Le mie domande e preoccupazioni si moltiplicarono mentre camminavo distratta, fino a quando scontrai qualcuno e finii seduta in una pozzanghera. Alzai gli occhi e notai un ragazzo della mia età che non sembrava intenzionato ad aiutarmi.

Mi resi conto che quel ragazzo non era affatto male. I suoi capelli neri cadevano disordinati sulla fronte, incorniciando un volto con lineamenti decisi. Gli occhi verdi intensi sottolineavano un'espressione penetrante, mentre la sua pelle abbronzata conferiva un'aria di sicurezza.

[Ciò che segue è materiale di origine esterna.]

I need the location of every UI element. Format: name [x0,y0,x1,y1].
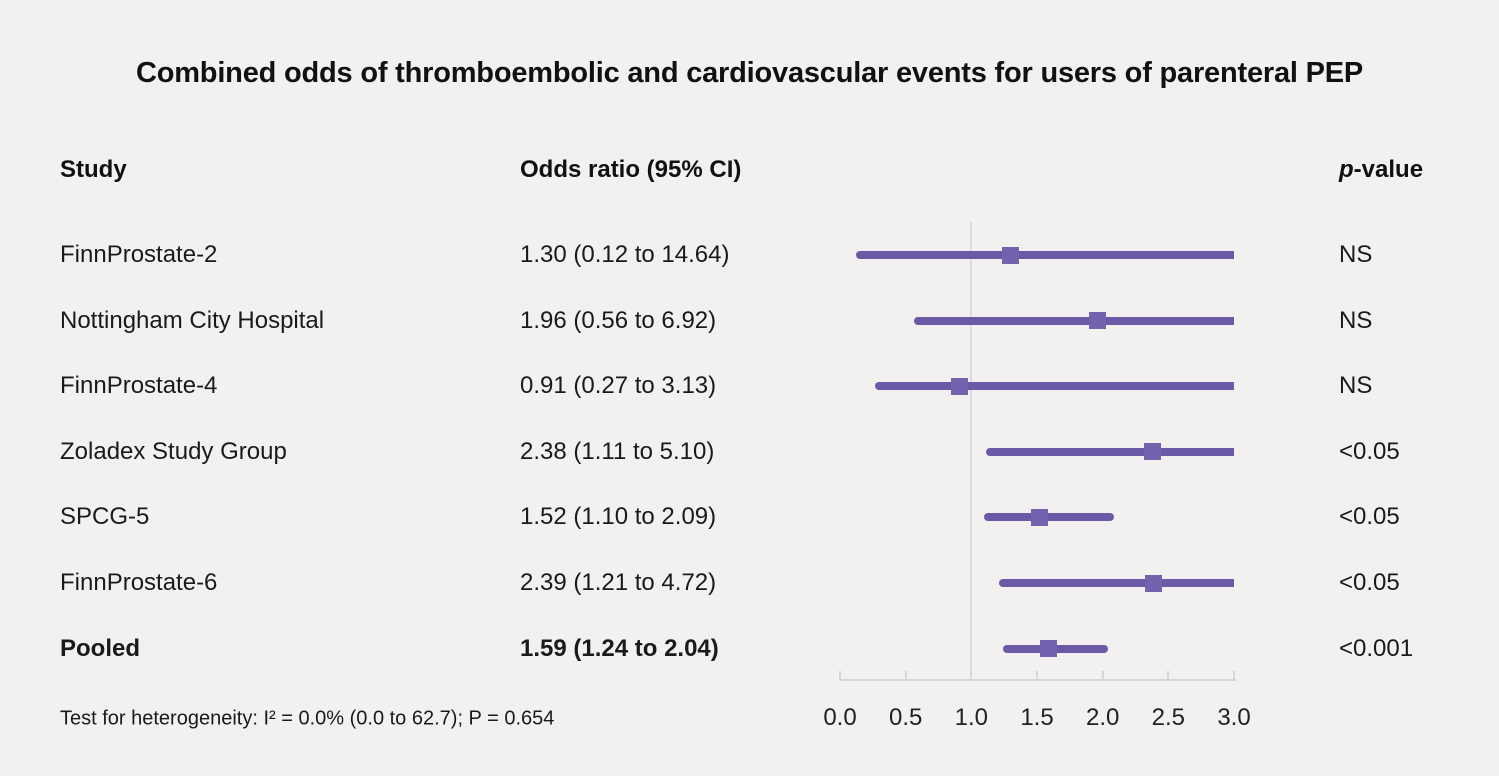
column-header-study: Study [60,156,127,183]
x-axis-tick [1233,671,1235,680]
odds-ratio-label: 1.59 (1.24 to 2.04) [520,634,719,662]
odds-ratio-label: 1.30 (0.12 to 14.64) [520,241,730,268]
or-marker [951,377,968,395]
odds-ratio-label: 2.38 (1.11 to 5.10) [520,437,715,465]
odds-ratio-label: 1.52 (1.10 to 2.09) [520,503,717,531]
x-axis-tick [839,671,841,680]
or-marker [1002,246,1020,264]
x-axis-tick-label: 1.0 [954,704,989,731]
ci-line [855,251,1234,259]
odds-ratio-label: 0.91 (0.27 to 3.13) [520,372,717,400]
p-value-label: <0.05 [1339,569,1400,596]
or-marker [1145,574,1163,592]
x-axis-tick-label: 3.0 [1217,704,1251,731]
x-axis-tick-label: 1.5 [1020,704,1054,731]
study-label: FinnProstate-4 [60,372,218,400]
ci-line [875,382,1234,391]
p-value-label: <0.05 [1339,437,1400,465]
x-axis-tick [1167,671,1170,680]
study-label: Zoladex Study Group [60,437,287,465]
or-marker [1040,640,1058,658]
study-label: Nottingham City Hospital [60,306,325,334]
ci-line [913,316,1234,325]
p-value-label: NS [1339,241,1373,268]
odds-ratio-label: 2.39 (1.21 to 4.72) [520,569,717,596]
p-value-label: <0.001 [1339,634,1414,662]
ci-line [998,579,1234,587]
or-marker [1031,508,1049,526]
p-value-label: <0.05 [1339,503,1400,531]
p-value-label: NS [1339,372,1373,400]
column-header-odds-ratio: Odds ratio (95% CI) [520,156,742,183]
chart-title: Combined odds of thromboembolic and card… [135,57,1364,89]
or-marker [1088,312,1106,330]
study-label: Pooled [60,634,141,662]
x-axis-tick [970,671,973,680]
or-marker [1144,443,1162,461]
p-value-header-rest: -value [1353,156,1424,183]
x-axis-tick-label: 0.0 [823,704,857,731]
heterogeneity-note: Test for heterogeneity: I² = 0.0% (0.0 t… [60,707,555,730]
x-axis-line [840,679,1236,681]
x-axis-tick-label: 2.5 [1151,704,1186,731]
study-label: SPCG-5 [60,503,150,531]
column-header-p-value: p-value [1339,156,1423,184]
p-value-label: NS [1339,306,1373,334]
p-value-header-italic: p [1339,156,1354,183]
study-label: FinnProstate-6 [60,569,218,596]
ci-line [985,447,1234,456]
x-axis-tick [904,671,907,680]
x-axis-tick-label: 2.0 [1085,704,1120,731]
x-axis-tick-label: 0.5 [888,704,923,731]
reference-line [970,222,973,680]
x-axis-tick [1036,671,1038,680]
x-axis-tick [1101,671,1104,680]
odds-ratio-label: 1.96 (0.56 to 6.92) [520,306,717,334]
ci-line [984,513,1115,522]
study-label: FinnProstate-2 [60,241,218,268]
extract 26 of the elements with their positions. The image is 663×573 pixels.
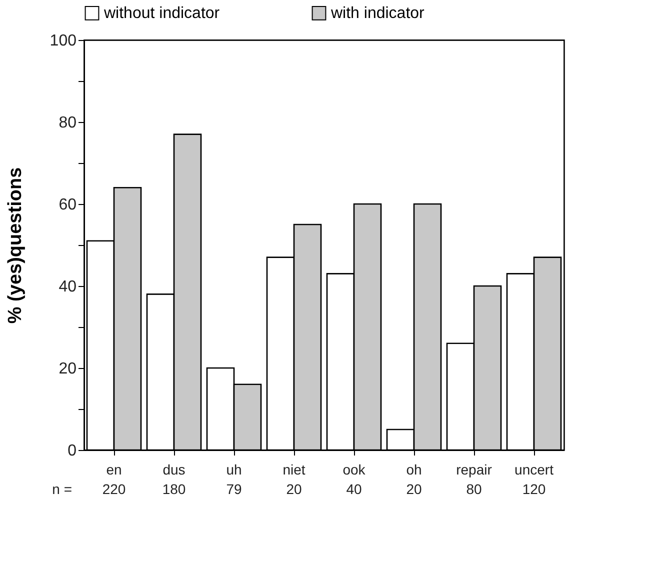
legend-label: with indicator	[330, 5, 426, 22]
x-tick-label: en	[106, 462, 122, 478]
text: 120	[522, 481, 546, 497]
text: 180	[162, 481, 186, 497]
x-tick-label: oh	[406, 462, 422, 478]
text: 20	[406, 481, 422, 497]
y-tick-label: 60	[58, 196, 77, 214]
text: 220	[102, 481, 126, 497]
x-tick-label: niet	[282, 462, 306, 478]
text: 79	[226, 481, 242, 497]
y-tick-label: 0	[68, 442, 77, 460]
x-tick-label: uh	[226, 462, 242, 478]
x-tick-label: dus	[162, 462, 186, 478]
x-tick-label: uncert	[514, 462, 554, 478]
y-axis-title: % (yes)questions	[4, 167, 26, 324]
text: 20	[286, 481, 302, 497]
x-tick-label: ook	[342, 462, 366, 478]
y-tick-label: 100	[50, 32, 77, 50]
text: n =	[52, 481, 72, 497]
text: 80	[466, 481, 482, 497]
legend-label: without indicator	[103, 5, 220, 22]
y-tick-label: 20	[58, 360, 77, 378]
text: 40	[346, 481, 362, 497]
y-tick-label: 80	[58, 114, 77, 132]
y-tick-label: 40	[58, 278, 77, 296]
x-tick-label: repair	[456, 462, 492, 478]
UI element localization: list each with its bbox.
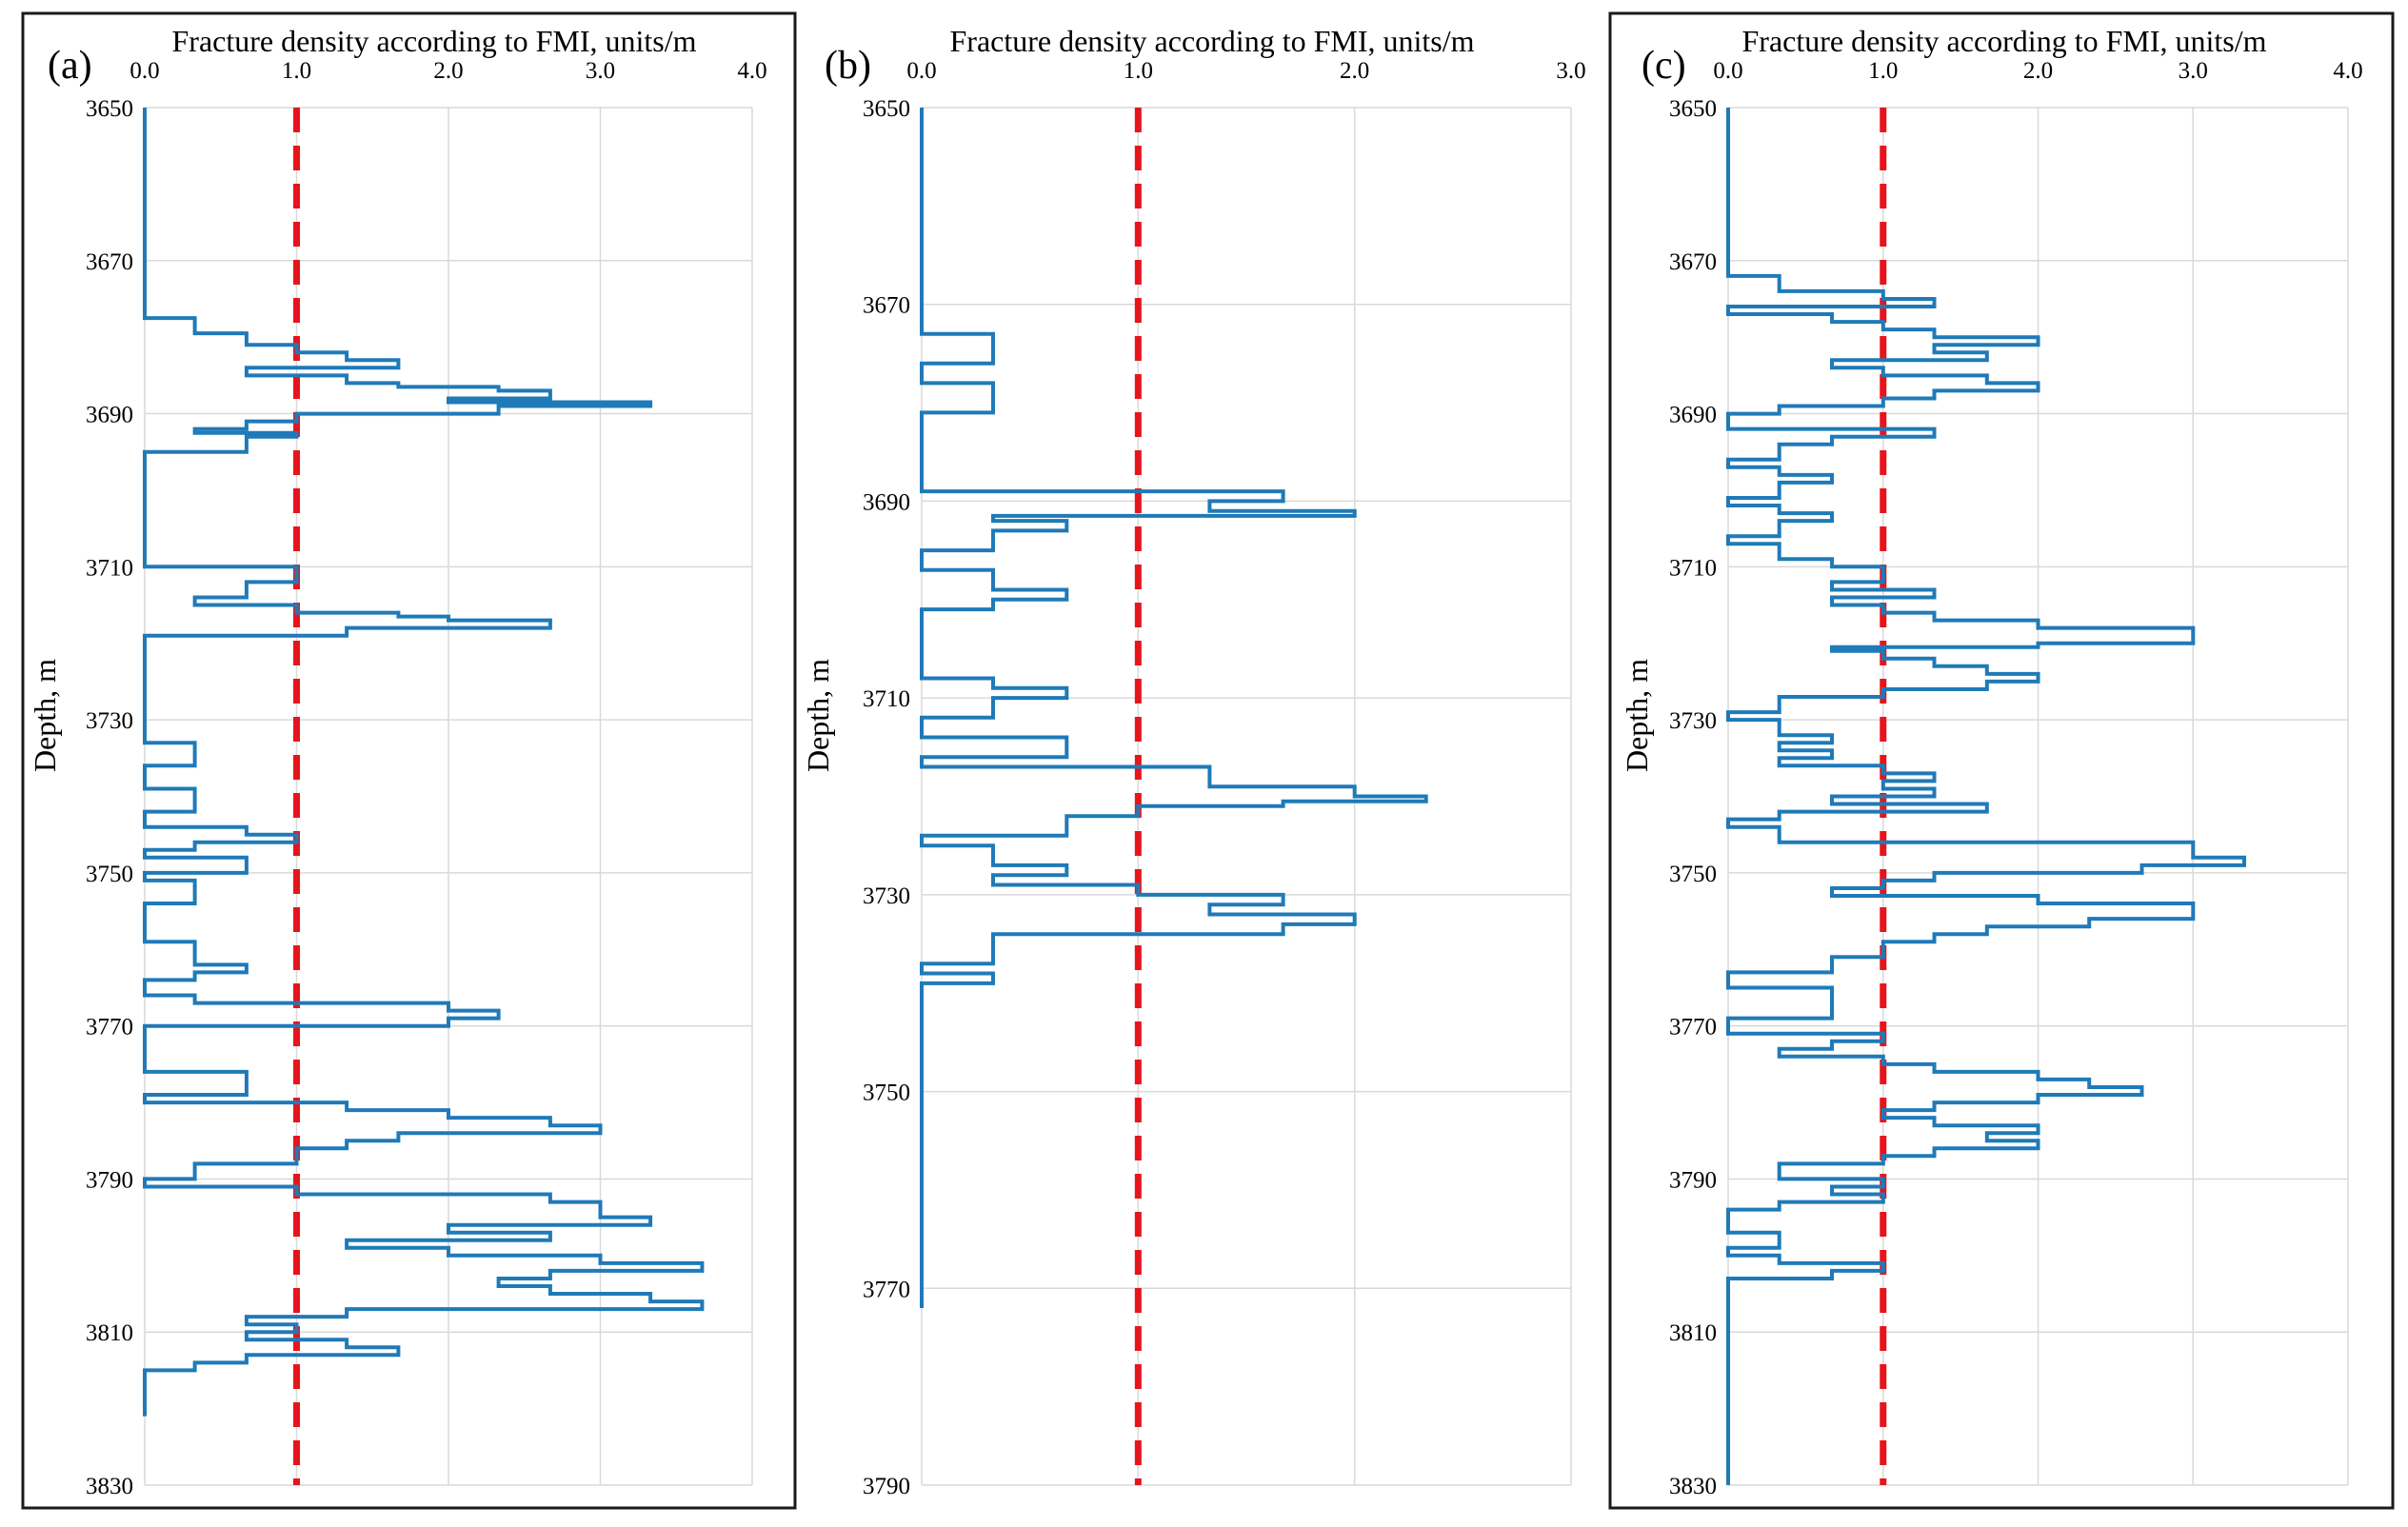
x-tick-label: 2.0: [1340, 58, 1369, 84]
y-tick-label: 3650: [1669, 96, 1717, 122]
panel-a: 0.0 1.0 2.0 3.0 4.0 3650 3670 3690 3710 3730 3750 3…: [28, 24, 767, 1499]
x-axis-title: Fracture density according to FMI, units…: [949, 24, 1474, 58]
y-tick-label: 3810: [86, 1320, 133, 1346]
y-axis-title: Depth, m: [801, 659, 835, 772]
x-tick-label: 3.0: [2179, 58, 2208, 84]
y-tick-label: 3790: [1669, 1167, 1717, 1193]
y-tick-label: 3830: [1669, 1474, 1717, 1499]
y-tick-label: 3750: [86, 862, 133, 887]
fracture-density-series: [920, 108, 1428, 1308]
x-axis-title: Fracture density according to FMI, units…: [1741, 24, 2266, 58]
y-tick-label: 3690: [1669, 403, 1717, 428]
y-tick-label: 3710: [86, 555, 133, 581]
y-tick-label: 3730: [86, 708, 133, 734]
x-tick-label: 0.0: [906, 58, 936, 84]
y-tick-label: 3830: [86, 1474, 133, 1499]
y-tick-label: 3790: [86, 1167, 133, 1193]
x-tick-label: 1.0: [1124, 58, 1153, 84]
x-tick-label: 1.0: [1868, 58, 1898, 84]
y-axis-title: Depth, m: [28, 659, 62, 772]
panel-letter: (a): [48, 44, 92, 88]
x-tick-label: 0.0: [129, 58, 159, 84]
fracture-density-series: [1726, 108, 2246, 1485]
y-tick-label: 3650: [86, 96, 133, 122]
y-tick-label: 3730: [1669, 708, 1717, 734]
x-tick-label: 4.0: [2333, 58, 2362, 84]
x-axis-title: Fracture density according to FMI, units…: [171, 24, 696, 58]
x-tick-label: 2.0: [2023, 58, 2053, 84]
panel-c-frame: [1608, 11, 2395, 1510]
y-tick-label: 3730: [863, 883, 910, 909]
y-tick-label: 3770: [86, 1015, 133, 1041]
x-tick-label: 0.0: [1713, 58, 1742, 84]
y-tick-label: 3650: [863, 96, 910, 122]
y-tick-label: 3770: [863, 1277, 910, 1302]
y-axis-title: Depth, m: [1620, 659, 1654, 772]
fracture-density-series: [143, 108, 705, 1417]
y-tick-label: 3710: [863, 686, 910, 712]
x-tick-label: 3.0: [586, 58, 615, 84]
y-tick-label: 3690: [863, 489, 910, 515]
y-tick-label: 3670: [86, 249, 133, 275]
y-tick-label: 3750: [863, 1081, 910, 1106]
panel-a-frame: [21, 11, 797, 1510]
panel-letter: (c): [1642, 44, 1686, 88]
y-tick-label: 3770: [1669, 1015, 1717, 1041]
y-tick-label: 3670: [1669, 249, 1717, 275]
x-tick-label: 1.0: [282, 58, 311, 84]
y-tick-label: 3670: [863, 293, 910, 319]
x-tick-label: 2.0: [433, 58, 463, 84]
y-tick-label: 3710: [1669, 555, 1717, 581]
y-tick-label: 3750: [1669, 862, 1717, 887]
panel-letter: (b): [825, 44, 871, 88]
y-tick-label: 3810: [1669, 1320, 1717, 1346]
y-tick-label: 3690: [86, 403, 133, 428]
y-tick-label: 3790: [863, 1474, 910, 1499]
panel-b: 0.0 1.0 2.0 3.0 3650 3670 3690 3710 3730 3750 3770…: [801, 24, 1586, 1499]
panel-c: 0.0 1.0 2.0 3.0 4.0 3650 3670 3690 3710 3730 3750 3…: [1620, 24, 2363, 1499]
x-tick-label: 3.0: [1556, 58, 1585, 84]
x-tick-label: 4.0: [737, 58, 766, 84]
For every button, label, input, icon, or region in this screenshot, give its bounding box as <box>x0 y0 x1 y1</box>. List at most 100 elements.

Nonostante la sua piacevole presenza, gli parlai male, incolpandolo per l'incidente. Non era certo colpa sua, ma il mio orgoglio ferito aveva preso il sopravvento sulla logica. 

"Non ridere, è stata tutta colpa tua," dissi, lasciando trasparire il mio orgoglio.

 Cercai di rialzarmi cercavo di rialzarmi, scivolai nuovamente, ma sta volta, lui mi offrì una mano con un sorriso rassicurante.

"Sei stata tu a venirmi addosso, è tutta colpa tua" ribatté scherzando, in modo da sdrammatizzare la situazione.

Non risposi immediatamente, trattenendo uno sguardo curioso su di lui. 

Si presentò come Luca, o qualcosa del genere, e la mia mente cercò di afferrare il suo nome nella frenesia del momento.

"Ah, sì, scusa. Piacere, Luna," risposi rapidamente, forse troppo, mentre il suo sguardo penetrante continuava a scrutarmi. 

Nel tentativo di sfuggire a quell'analisi, cercai di porre una domanda. "Perché sei così scontroso di mattina?"

Lui non sembrò interessato a condividere dettagli personali. "Non sono affari tuoi. Comunque, perché così di fretta?" chiese, con un tono leggermente curioso.